Con questa missiva, tra l’implorante e il ricattatorio, il Guardiano del Monte Sion, fra’ Bernardo da Parma, supplicava il 5 maggio 1473 il fiorentino Lorenzo de’ Medici, il Magnifico, di sovvenire alle necessità materiali della Custodia di Terrasanta, (tuttora) istituzione-avamposto della cristianità latina a Gerusalemme, in quel tempo sottoposta a sovranità mamelucca. La dinastia medicea aveva tradizionale e munifica venerazione per la patria terrena di Gesù (vedi i Re Magi di Benozzo Gozzoli a Palazzo Medici Riccardi) e per l’Ordine francescano: il Pater Patriae Cosimo il Vecchio fece erigere sul Monte Sion un ospizio per i pellegrini, in mostra lo documenta un arazzo prestato dagli Uffizi, ma il pezzo pregiato di questi manufatti donati dalle corti europee alla Custodia di Terrasanta e ora in tournée mondiale anche per fundraising – son già passati da Versailles, Lisbona, Santiago de Compostela e in parte andranno a New York – è il rivestimento bronzeo commissionato a fine Cinquecento da Ferdinando I de’ Medici per la Pietra dell’Unzione, la lastra di marmo rossastro (così dipinta da Mantegna nel suo “Cristo morto”) su cui fu disteso il Corpo di Cristo per la preparazione alla sepoltura.

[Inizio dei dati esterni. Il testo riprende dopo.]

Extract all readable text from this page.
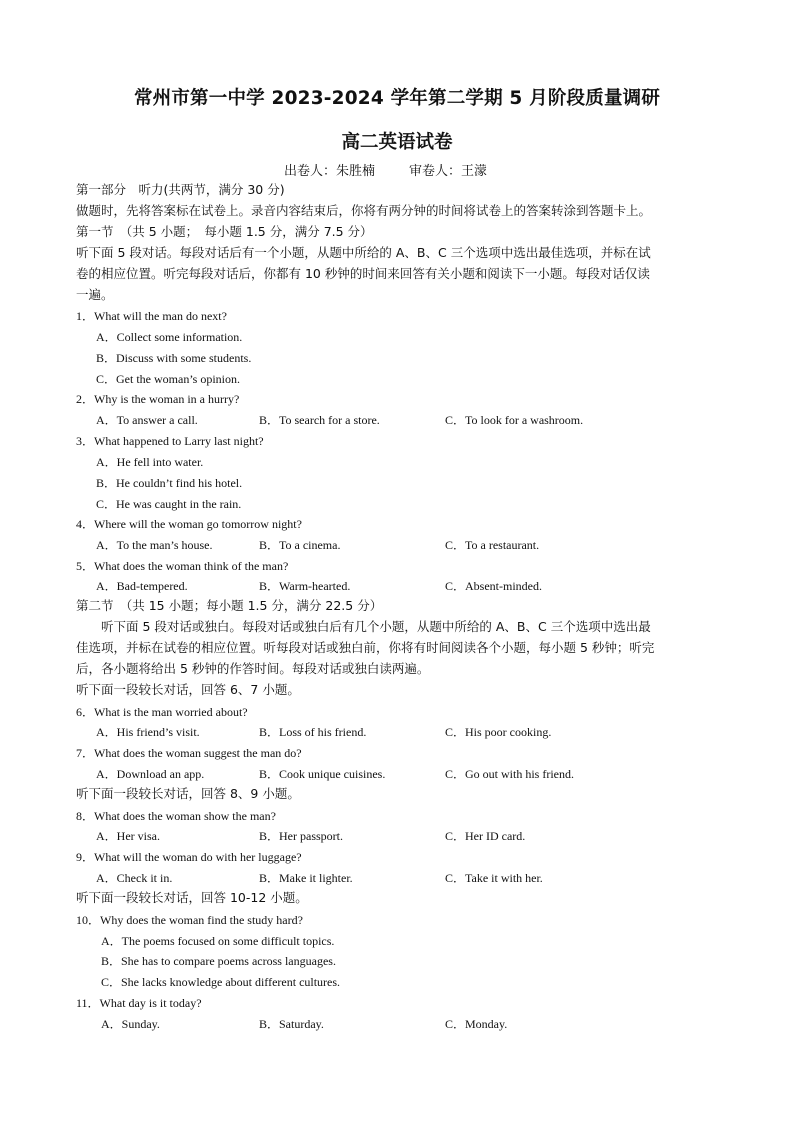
常州市第一中学 2023-2024 学年第二学期 5 月阶段质量调研
高二英语试卷
出卷人：朱胜楠	审卷人：王濛
第一部分　听力(共两节，满分 30 分)
做题时，先将答案标在试卷上。录音内容结束后，你将有两分钟的时间将试卷上的答案转涂到答题卡上。
第一节　（共 5 小题；　每小题 1.5 分，满分 7.5 分）
听下面 5 段对话。每段对话后有一个小题，从题中所给的 A、B、C 三个选项中选出最佳选项，并标在试
卷的相应位置。听完每段对话后，你都有 10 秒钟的时间来回答有关小题和阅读下一小题。每段对话仅读
一遍。
1．What will the man do next?
A．Collect some information.
B．Discuss with some students.
C．Get the woman’s opinion.
2．Why is the woman in a hurry?
A．To answer a call.	B．To search for a store.	C．To look for a washroom.
3．What happened to Larry last night?
A．He fell into water.
B．He couldn’t find his hotel.
C．He was caught in the rain.
4．Where will the woman go tomorrow night?
A．To the man’s house.	B．To a cinema.	C．To a restaurant.
5．What does the woman think of the man?
A．Bad-tempered.	B．Warm-hearted.	C．Absent-minded.
第二节　（共 15 小题；每小题 1.5 分，满分 22.5 分）
　　听下面 5 段对话或独白。每段对话或独白后有几个小题，从题中所给的 A、B、C 三个选项中选出最
佳选项，并标在试卷的相应位置。听每段对话或独白前，你将有时间阅读各个小题，每小题 5 秒钟；听完
后，各小题将给出 5 秒钟的作答时间。每段对话或独白读两遍。
听下面一段较长对话，回答 6、7 小题。
6．What is the man worried about?
A．His friend’s visit.	B．Loss of his friend.	C．His poor cooking.
7．What does the woman suggest the man do?
A．Download an app.	B．Cook unique cuisines.	C．Go out with his friend.
听下面一段较长对话，回答 8、9 小题。
8．What does the woman show the man?
A．Her visa.	B．Her passport.	C．Her ID card.
9．What will the woman do with her luggage?
A．Check it in.	B．Make it lighter.	C．Take it with her.
听下面一段较长对话，回答 10-12 小题。
10．Why does the woman find the study hard?
A．The poems focused on some difficult topics.
B．She has to compare poems across languages.
C．She lacks knowledge about different cultures.
11．What day is it today?
A．Sunday.	B．Saturday.	C．Monday.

Sei magnifiche formelle, due del Giambologna, con scene della Passione in bassorilievo unite da graticole finemente decorate (con l’immancabile stemma mediceo a sei palle).

  

   

Se oggi i fedeli non trovano questo Ornamento a recingere la Pietra è perché le misure furono prese male, risultò più corto e – a riprova della disinvoltura con cui venivano trattate le reliquie – fu proposto allora di accorciare la sacra lastra! Il kadì di Gerusalemme aveva dato l’ok, ovviamente dietro relativo compenso, tanto per lui era roba degli infedeli cristiani. Ma il mediceo committente, il Granduca, rifiutò la sacrilega manomissione. Su quella lastra poi ci sono da raccontare altre storie ma lo spazio nol consente. In esposizione paramenti lussuosi, dipinti, calici d’oro, lampadari, candelabri, incensieri, oggetti di sontuosa fattura, insieme a documenti (firmani, hogget, fatwà, ordinanze) eloquenti sulla situazione perennemente precaria della Custodia di Terrasanta, che da sempre deve soggiacere ad autorità civili non cristiane. Anche qui erano d’aiuto (relativo) le potenze d’occidente che nei negoziati con la Sublime Porta inserivano spesso richieste riguardanti garanzie per i religiosi latini a Gerusalemme, ottenendo assicurazioni e concessioni dai supremi vertici islamici, spesso non rispettate però dalle autorità locali e dalla popolazione ostile.

   

    
Una simile quantità e qualità di pezzi in mostra non la si rivedrà più, se non a Gerusalemme. E in questo c’è anche un fievole spiraglio di luce dentro l’attuale buio: è in costruzione nella Città Santa un grande Museo cristiano dove dal 2026 tutto sarà permanentemente esposto. Mentre tutt’attorno la guerra brucia, c’è pure chi scava pozzi di pace.